Colds and Upper Respiratory Infections
Colds, upper respiratory infections, and URIs are common terms we use to describe viral illnesses that cause nasal congestion, runny nose, sneezing, sore throat, fever, and cough. The fever usually lasts for 2-3 days, and the cough with congestion and runny nose may last for 5-10 days. The typical preschool-age child may experience 6-10 colds per year. Most colds resolve on their own with rest and fluids, but some may lead to ear infection, sinus infection, asthma attack, or other complications. If you are concerned about the possibility of one of these complications, please have your child seen in our office for an evaluation.
See also: Colds | Sinus Pain or Congestion
Mouth Blisters (Herpangina)
Herpangina is an illness caused by a virus, with small blister-like bumps or ulcers in the back of throat or the roof of the mouth. The child may have a high fever with the illness.
Herpangina is a common disease in children and is usually seen in children between the ages of 1 and 4, most often in the summer and fall. Good handwashing is necessary to help prevent the spread of the disease.
Treatment for herpangina is to help decrease the severity of the symptoms. Since it is a viral infection, antibiotics are ineffective. Treatment may include increased fluid intake, and acetaminophen for fever and pain.
If the child is not taking fluids well and there is concern about hydration, you should bring the child in to the office.
Vomiting and Diarrhea
We are currently seeing viral illnesses that cause vomiting and diarrhea. Usually called viral gastroenteritis, the virus causes inflammation and irritation of the stomach and the intestines, leading to vomiting and diarrhea. This illness, often called the "stomach flu" typically lasts 1-2 days, with diarrhea lasting a few days longer.
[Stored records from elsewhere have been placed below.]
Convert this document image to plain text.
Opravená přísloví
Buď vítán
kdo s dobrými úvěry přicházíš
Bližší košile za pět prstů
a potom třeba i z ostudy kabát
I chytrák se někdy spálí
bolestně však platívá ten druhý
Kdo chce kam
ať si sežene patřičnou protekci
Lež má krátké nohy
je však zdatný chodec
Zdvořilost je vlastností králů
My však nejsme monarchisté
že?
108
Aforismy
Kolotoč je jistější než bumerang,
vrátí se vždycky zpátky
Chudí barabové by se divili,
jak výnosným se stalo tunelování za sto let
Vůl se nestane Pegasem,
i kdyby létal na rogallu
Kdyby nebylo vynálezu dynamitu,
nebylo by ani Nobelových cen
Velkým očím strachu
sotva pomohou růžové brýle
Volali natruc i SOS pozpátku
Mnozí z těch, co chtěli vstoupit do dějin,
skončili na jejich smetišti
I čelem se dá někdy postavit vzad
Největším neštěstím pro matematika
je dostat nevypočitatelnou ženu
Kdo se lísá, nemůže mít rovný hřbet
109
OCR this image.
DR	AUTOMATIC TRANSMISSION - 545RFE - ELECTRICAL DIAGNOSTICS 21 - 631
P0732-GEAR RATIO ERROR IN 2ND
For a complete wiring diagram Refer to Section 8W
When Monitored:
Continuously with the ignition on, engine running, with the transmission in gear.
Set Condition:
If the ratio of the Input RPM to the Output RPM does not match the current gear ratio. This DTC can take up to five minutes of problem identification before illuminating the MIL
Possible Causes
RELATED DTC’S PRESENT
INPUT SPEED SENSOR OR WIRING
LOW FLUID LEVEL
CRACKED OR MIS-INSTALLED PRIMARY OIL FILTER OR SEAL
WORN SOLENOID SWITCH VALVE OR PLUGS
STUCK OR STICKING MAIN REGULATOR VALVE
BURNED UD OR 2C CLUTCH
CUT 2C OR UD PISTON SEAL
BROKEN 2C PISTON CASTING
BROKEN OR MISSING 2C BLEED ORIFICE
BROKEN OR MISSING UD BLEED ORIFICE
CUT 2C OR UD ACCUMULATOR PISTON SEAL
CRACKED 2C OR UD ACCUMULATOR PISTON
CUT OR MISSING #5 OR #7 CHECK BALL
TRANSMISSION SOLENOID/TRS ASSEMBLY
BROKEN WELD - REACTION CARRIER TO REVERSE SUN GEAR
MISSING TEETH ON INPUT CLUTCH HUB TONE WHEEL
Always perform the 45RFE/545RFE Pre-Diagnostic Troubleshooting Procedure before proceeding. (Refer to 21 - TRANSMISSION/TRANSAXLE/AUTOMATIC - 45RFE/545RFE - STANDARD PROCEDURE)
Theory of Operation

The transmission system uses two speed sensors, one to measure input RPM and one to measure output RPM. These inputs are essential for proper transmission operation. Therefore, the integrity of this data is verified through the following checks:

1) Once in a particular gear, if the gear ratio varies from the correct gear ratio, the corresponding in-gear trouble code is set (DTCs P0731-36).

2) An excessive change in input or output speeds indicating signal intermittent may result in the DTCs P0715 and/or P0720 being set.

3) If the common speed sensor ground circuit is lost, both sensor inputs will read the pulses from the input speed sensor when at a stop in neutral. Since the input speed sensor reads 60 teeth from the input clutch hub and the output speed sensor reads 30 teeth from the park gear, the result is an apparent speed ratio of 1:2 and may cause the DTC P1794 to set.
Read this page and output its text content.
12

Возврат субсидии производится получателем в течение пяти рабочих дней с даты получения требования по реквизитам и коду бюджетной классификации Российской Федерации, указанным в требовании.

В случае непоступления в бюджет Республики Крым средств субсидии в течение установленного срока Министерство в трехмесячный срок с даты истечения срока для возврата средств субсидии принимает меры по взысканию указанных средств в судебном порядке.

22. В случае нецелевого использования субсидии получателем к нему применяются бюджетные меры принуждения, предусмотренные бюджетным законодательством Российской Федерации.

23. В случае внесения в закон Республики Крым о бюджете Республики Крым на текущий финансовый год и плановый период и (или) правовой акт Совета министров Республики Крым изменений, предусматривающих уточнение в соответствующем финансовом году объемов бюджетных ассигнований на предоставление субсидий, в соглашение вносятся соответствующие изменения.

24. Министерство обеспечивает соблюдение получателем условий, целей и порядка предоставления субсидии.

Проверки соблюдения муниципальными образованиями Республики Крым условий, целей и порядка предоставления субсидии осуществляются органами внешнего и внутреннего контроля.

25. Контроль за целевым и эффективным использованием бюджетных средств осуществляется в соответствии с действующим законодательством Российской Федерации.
It is important to make sure that your child does not get dehydrated with this condition. Offer Gatorade, Pedialyte, or warm soda pop in small amounts every 20 minutes until your child can keep liquids down. If they are unable to keep liquids down, back off for 2 hours. the try the small amounts again. If your child has few wet diapers and does not make tears, or appears limp or lethargic, they may be dehydrated and we will need to see them in our office.